Ces divers faits démontrent avec force l’existence, aux Xe et XIe siècles, d’une Eglise non romaine, au nord de l’Italie. A ces témoignages anciens, nous ajouterons celui d’un auteur moderne, le marquis Costa de Beauregard. Ce témoignage est d’autant plus important, que M. Costa, en sa qualité de catholique, ne peut être accusé de favoriser la cause des Vaudois, et qu’en sa qualité de gentilhomme savoyard, d’ami des sciences historiques, et d’auteur travaillant à l’histoire de sa patrie, il a pu être admis à consulter toutes les pièces des archives. Il s’exprime comme suit : « Pour comble de maux, on se battait pour des opinions religieuses ; au sein de la dépravation et de la plus grossière ignorance, on controversait. L’arianisme était très-répandu en Savoie, le manichéisme (3) en Piémont. On voit, au Xe siècle, un comte de Turin et un évêque d’Asti prendre les armes de concert pour exterminer les manichéens attroupés dans les Langhes, les poursuivre le fer et la flamme à la main, et les brûler eux et leurs villages.

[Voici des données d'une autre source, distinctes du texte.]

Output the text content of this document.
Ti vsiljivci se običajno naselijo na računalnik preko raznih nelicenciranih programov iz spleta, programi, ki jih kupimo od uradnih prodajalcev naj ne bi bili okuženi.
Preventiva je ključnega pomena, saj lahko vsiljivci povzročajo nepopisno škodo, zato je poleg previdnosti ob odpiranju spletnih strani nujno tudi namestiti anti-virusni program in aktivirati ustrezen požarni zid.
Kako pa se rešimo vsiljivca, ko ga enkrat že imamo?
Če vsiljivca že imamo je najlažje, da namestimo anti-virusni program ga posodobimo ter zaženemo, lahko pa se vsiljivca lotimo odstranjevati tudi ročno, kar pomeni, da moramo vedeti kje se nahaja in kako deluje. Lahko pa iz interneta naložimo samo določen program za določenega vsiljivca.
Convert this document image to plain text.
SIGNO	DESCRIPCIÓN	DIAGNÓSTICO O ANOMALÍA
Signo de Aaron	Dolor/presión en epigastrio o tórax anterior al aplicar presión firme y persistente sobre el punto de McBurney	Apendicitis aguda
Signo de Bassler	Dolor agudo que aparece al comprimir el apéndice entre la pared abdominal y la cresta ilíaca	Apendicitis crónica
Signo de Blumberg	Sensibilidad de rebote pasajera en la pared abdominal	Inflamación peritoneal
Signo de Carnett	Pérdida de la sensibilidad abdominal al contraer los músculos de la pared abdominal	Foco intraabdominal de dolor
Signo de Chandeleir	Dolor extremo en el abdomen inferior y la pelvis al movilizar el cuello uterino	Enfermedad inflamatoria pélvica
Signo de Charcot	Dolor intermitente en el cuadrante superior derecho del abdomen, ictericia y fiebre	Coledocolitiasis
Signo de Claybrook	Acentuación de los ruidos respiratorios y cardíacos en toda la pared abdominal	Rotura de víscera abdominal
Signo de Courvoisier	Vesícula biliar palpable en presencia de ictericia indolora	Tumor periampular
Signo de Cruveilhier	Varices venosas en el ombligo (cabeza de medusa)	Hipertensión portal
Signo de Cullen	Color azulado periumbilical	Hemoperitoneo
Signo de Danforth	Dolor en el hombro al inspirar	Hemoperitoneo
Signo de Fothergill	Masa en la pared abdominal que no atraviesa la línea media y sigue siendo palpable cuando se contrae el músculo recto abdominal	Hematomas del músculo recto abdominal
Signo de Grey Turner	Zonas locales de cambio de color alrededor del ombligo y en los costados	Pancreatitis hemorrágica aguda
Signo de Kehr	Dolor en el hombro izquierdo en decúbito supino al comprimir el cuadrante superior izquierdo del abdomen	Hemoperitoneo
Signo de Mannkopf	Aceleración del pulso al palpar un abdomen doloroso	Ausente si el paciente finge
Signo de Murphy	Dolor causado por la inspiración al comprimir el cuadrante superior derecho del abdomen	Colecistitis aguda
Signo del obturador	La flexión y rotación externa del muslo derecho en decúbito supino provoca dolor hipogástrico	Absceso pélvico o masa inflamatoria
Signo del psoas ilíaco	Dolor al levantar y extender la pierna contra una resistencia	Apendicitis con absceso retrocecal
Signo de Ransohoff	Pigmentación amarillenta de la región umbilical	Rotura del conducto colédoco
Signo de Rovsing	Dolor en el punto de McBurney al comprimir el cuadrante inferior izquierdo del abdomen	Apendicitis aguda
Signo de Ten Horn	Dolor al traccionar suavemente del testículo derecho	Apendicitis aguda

(3) – Nous exprimerons, dans le chapitre suivant, notre opinion sur les manichéens de cette époque.
» Les sectaires, qui prirent en France le nom d’Albigeois, s’appelaient en Italie Paterini, Cathari ou Gazari, noms équivalents à celui de Puritains. Ils se réunirent ensuite aux religionnaires des vallées de Pignerol.
» Il existe aussi une chronique de Fra-Dolcino, hérétique du XIe siècle, donnant quelques notions sur le manichéisme dont il était un ardent propagateur dans le Biellais, le Novarrais et le Verceillais, et dont les protestants des vallées de Pignerol ont en partie conservé les dogmes. » (Mémoires historiques, etc., par le marquis Costa de Beauregard, t. I, p. 46, 47 ; — préface, p. xiii et xiv.)